This essay will advise Rebecca as to whether or not she is contractually obliged to pay the disputed sums of money to each of the respective parties involved. Both intent to create legal relations and consideration will be evaluated in order provide reliable advice.
In most cases, domestic agreements lack contractual intention. In Balfour v Balfour1, a husband stationed abroad failed to pay an agreed sum of maintenance to his wife who was too sick to travel. It was held that the law does not regulate spousal agreements as they lack contractual force due to their domestic nature. However, some domestic agreements can be enforced if the parties are on unfriendly terms; the clear authority for this is Merritt v Merritt2, a separated husband and wife whose agreement was ruled enforceable as the judge felt that any agreements between separated partners contained bargaining and a desire by each party to receive as much benefit as possible from the agreement . The fact that Steve and Rebecca are still currently a couple suggests that this is a domestic agreement and cannot be enforced by law.
Furthermore, Rebecca’s promise of £300 occurs two months later, after Steve has already created the report. Generally, past consideration is no consideration for a new promise: Eastwood v Kenyon3. Steve’s actions could therefore be viewed as gratuitous as his actions were not given in exchange for Rebecca’s promise. However, a past act may be considered as good consideration for a subsequent promise if three particular conditions are met. In the Pao On v Lau Yin Long decision, Lord Scarman explained:
“The act must have been done at the promisor’s request…the parties must have understood that the act was to be remunerated…payment, or the conferment of a benefit, must have been legally enforceable had it been promised in advance”.4
Rebecca does not mention any remuneration when asking Steve to conduct the research, therefore the act fails to comply with the three conditions described by Lord Scarman. Nevertheless, in Lampleigh v Braithwait5, a promise of a reward was made after the act had occurred and the court held that the reward should be paid as, due to the nature of their dealings, a reward could be expected. It is unlikely, however, that a promise such as this would be implied when the two parties are involved in a domestic relationship; and the court is therefore likely to follow the Pao On decision.
The second issue to address is Rebecca’s position in relation to George. Despite the revelation that George feels he has undercharged for his services, he seems contractually obliged to deliver his service at the price stated. It is accepted that consideration must be sufficient but does not need to be adequate. It would therefore seem that Rebecca would not be responsible for George’s failure to correctly price his service. Rebecca then goes on to offer a further £10,000 in fear of losing future business with the retailer. The liability of Rebecca to pay this extra money depends on whether or not George was merely performing his pre-existing duty. The general pre-existing duty rule says that one party’s performance of his existing duty under an initial contract is no consideration for a new promise made by the other party. The clear authority for this is the case of Stilk v Myrick6; though this may not be the most appropriate authority by which to base the decision.

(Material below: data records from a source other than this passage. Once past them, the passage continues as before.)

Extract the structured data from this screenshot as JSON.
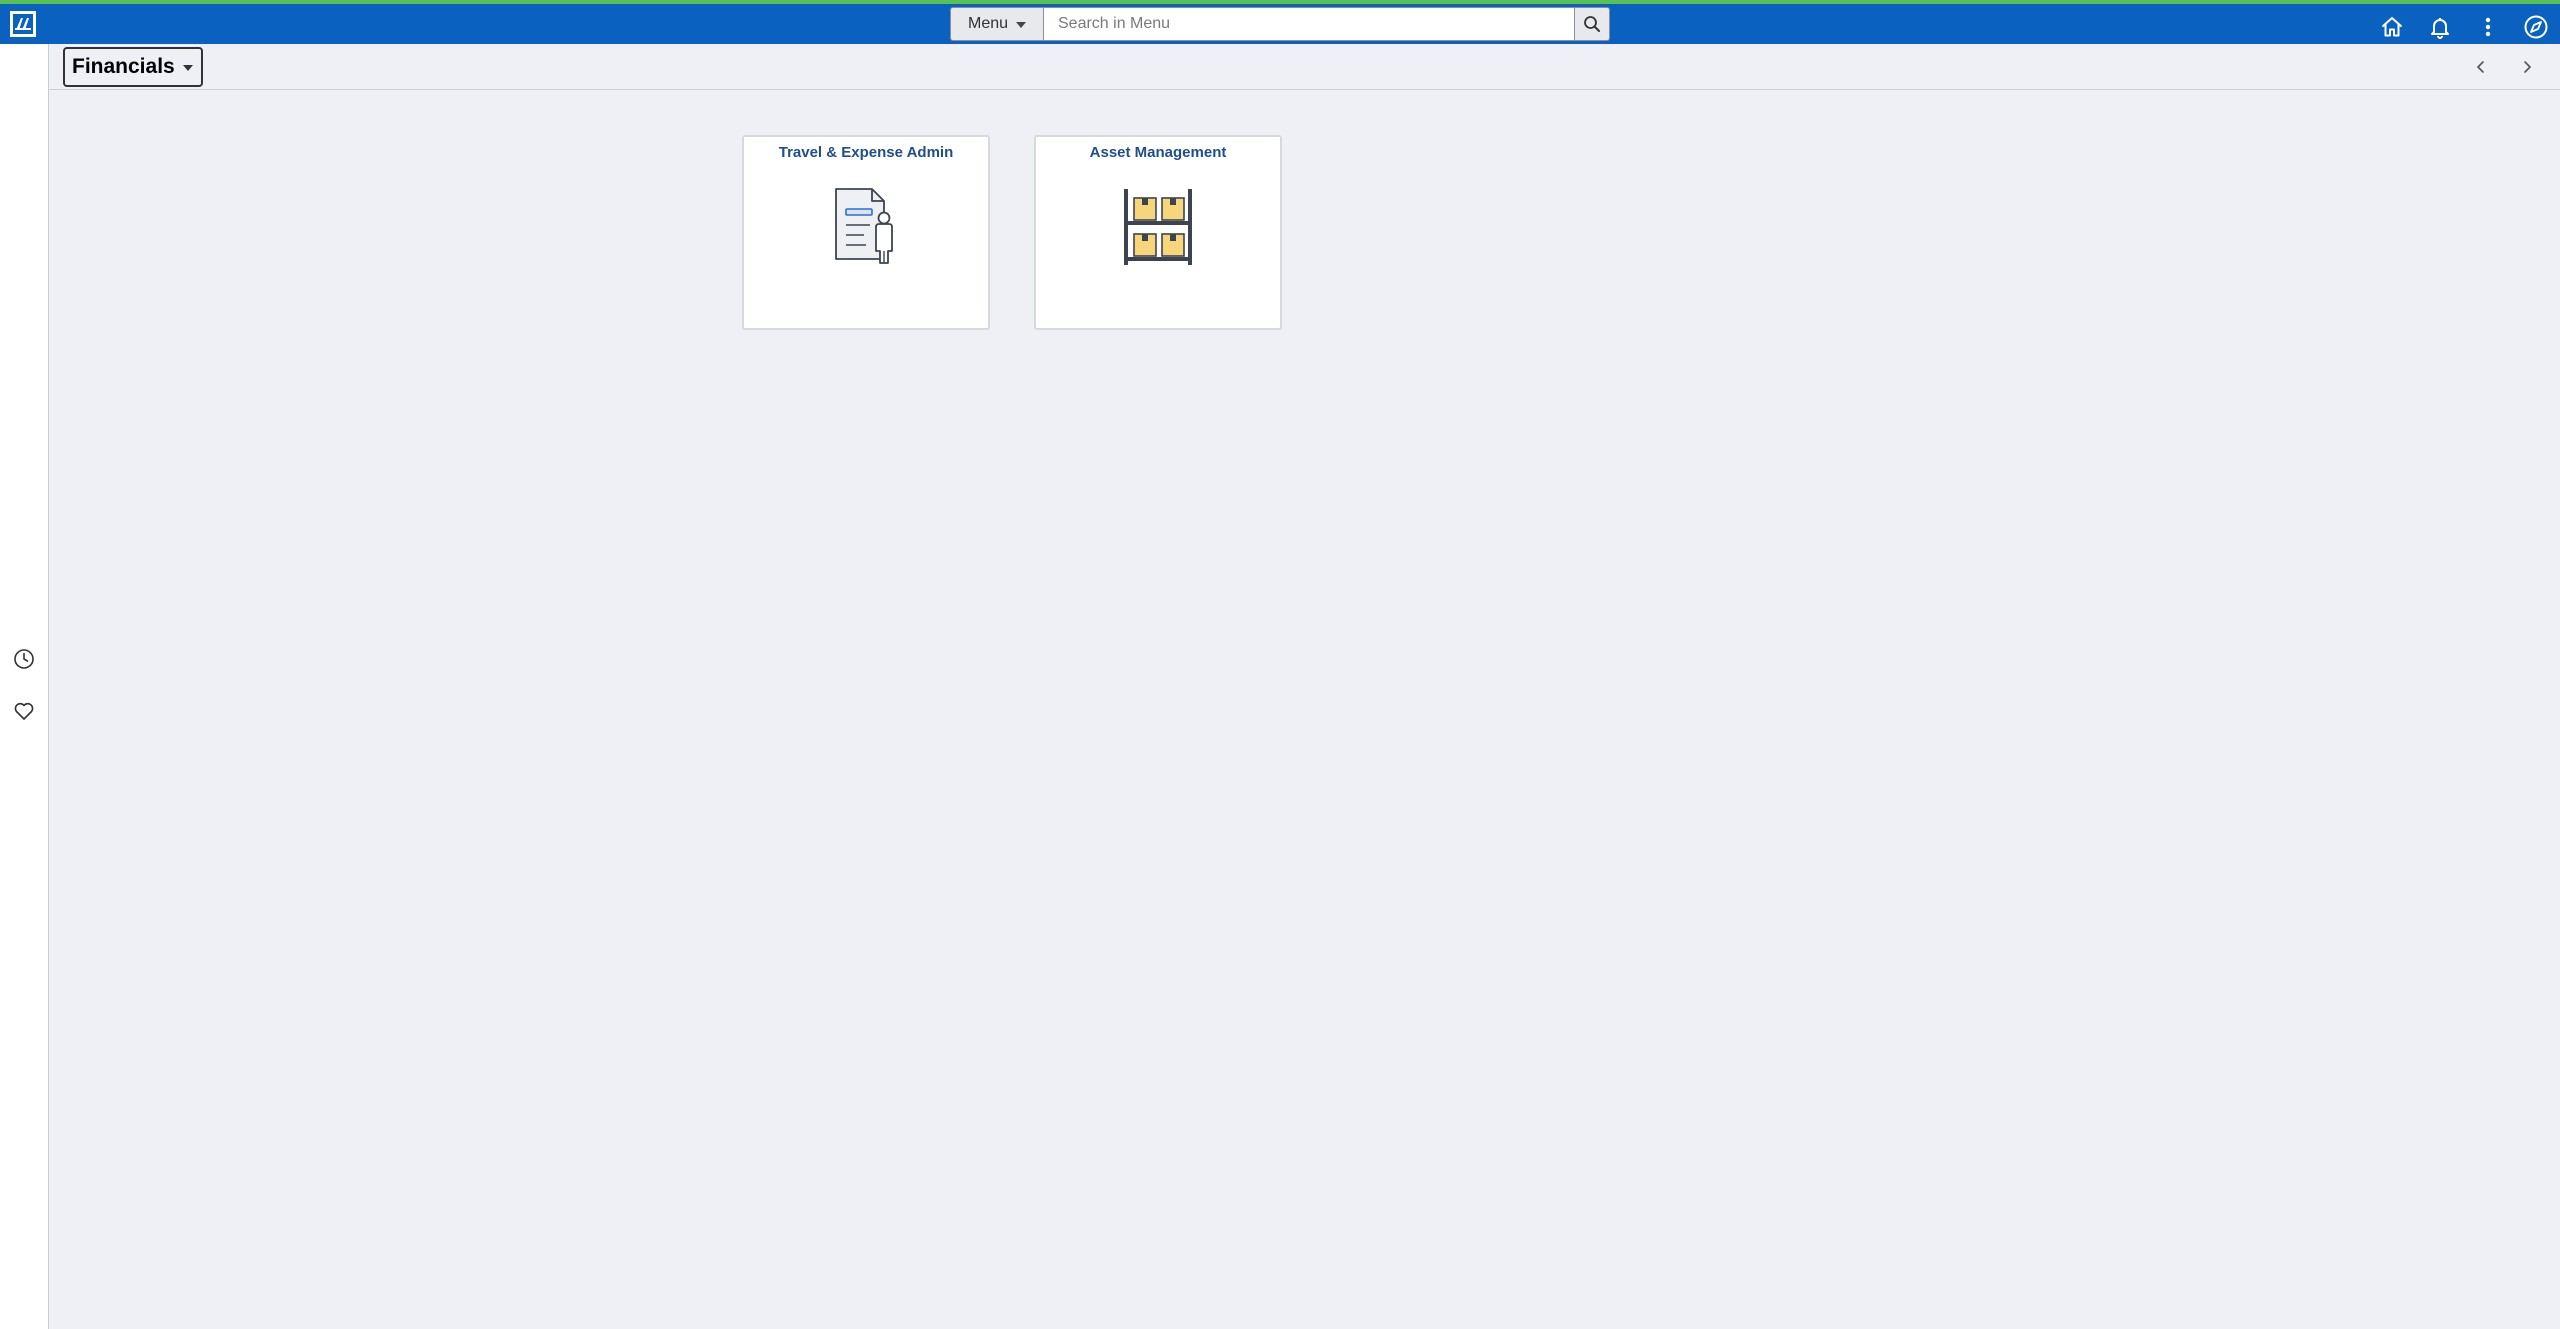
{
  "topbar": {
    "menu_label": "Menu",
    "search_placeholder": "Search in Menu",
    "colors": {
      "banner": "#0b61c0",
      "accent_stripe": "#57c252"
    },
    "icons": [
      "home-icon",
      "notifications-icon",
      "actions-menu-icon",
      "navbar-icon"
    ]
  },
  "left_rail": {
    "icons": [
      "recent-items-icon",
      "favorites-icon"
    ]
  },
  "page_header": {
    "homepage_title": "Financials",
    "nav_icons": [
      "previous-icon",
      "next-icon"
    ]
  },
  "tiles": [
    {
      "title": "Travel & Expense Admin",
      "icon": "document-person-icon"
    },
    {
      "title": "Asset Management",
      "icon": "storage-shelf-icon"
    }
  ]
}
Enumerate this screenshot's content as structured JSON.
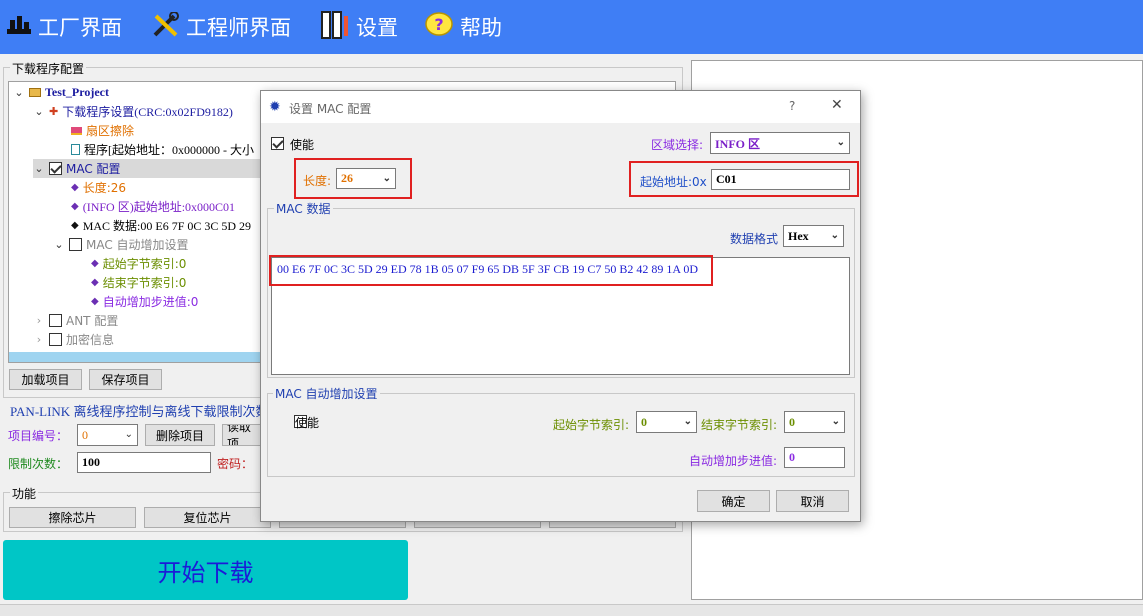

An important point to consider is the fact that having all ten vans working on the delivery is arguably of as much benefit to Rebecca as it is to George. The offer of the extra £10.000 by Rebecca seems to be influenced by the practical benefits she will receive if the delivery is finished on time i.e. she will not lose out on further business with the retailer. The situation could therefore be compared to Williams v Roffey Bros & Nicholls Ltd.7 This case involved a building contractor (Williams) who sub-let the carpentry work of a new housing development to the plaintiff. For fear of not finishing in time, and thus, getting fined, he offered extra money so that the carpentry was finished on time and the court ruled that he must pay it. It would seem that the important factors of this decision were the fact that the defendant received practical benefits from making the offer and also that there was no evidence of economic duress.
Looking at the case of Rebecca and George it would seem that the more fitting authority would be the Williams case. Rebecca acknowledges the fact that the work may have been underpriced and proceeds to personally initiates renegotiations of the price, under no influence or duress from George. Moreover, consideration was received in the form of the practical benefits she obtained from the work being completed for her deadline. It would be likely that the court would follow the Williams authority rather than the Stilk decision, despite the two cases being slightly conflicting. The rule in Stilk has been “refined and limited” by the Williams case8 as the practical benefits received were taken into account.
In conclusion, it is likely that a contract was not formed between Steve and Rebecca as it is accepted that past consideration is not good consideration for a future promise. The case also fails to meet the three conditions to be satisfied when past consideration can be good. In relation to George and Rebecca, it is could be argued that the promise of the extra money is enforceable as the pre-existing duty rule is overrule by the fact that Rebecca received practical benefits, was under no economic duress and indeed initiated renegotiations herself.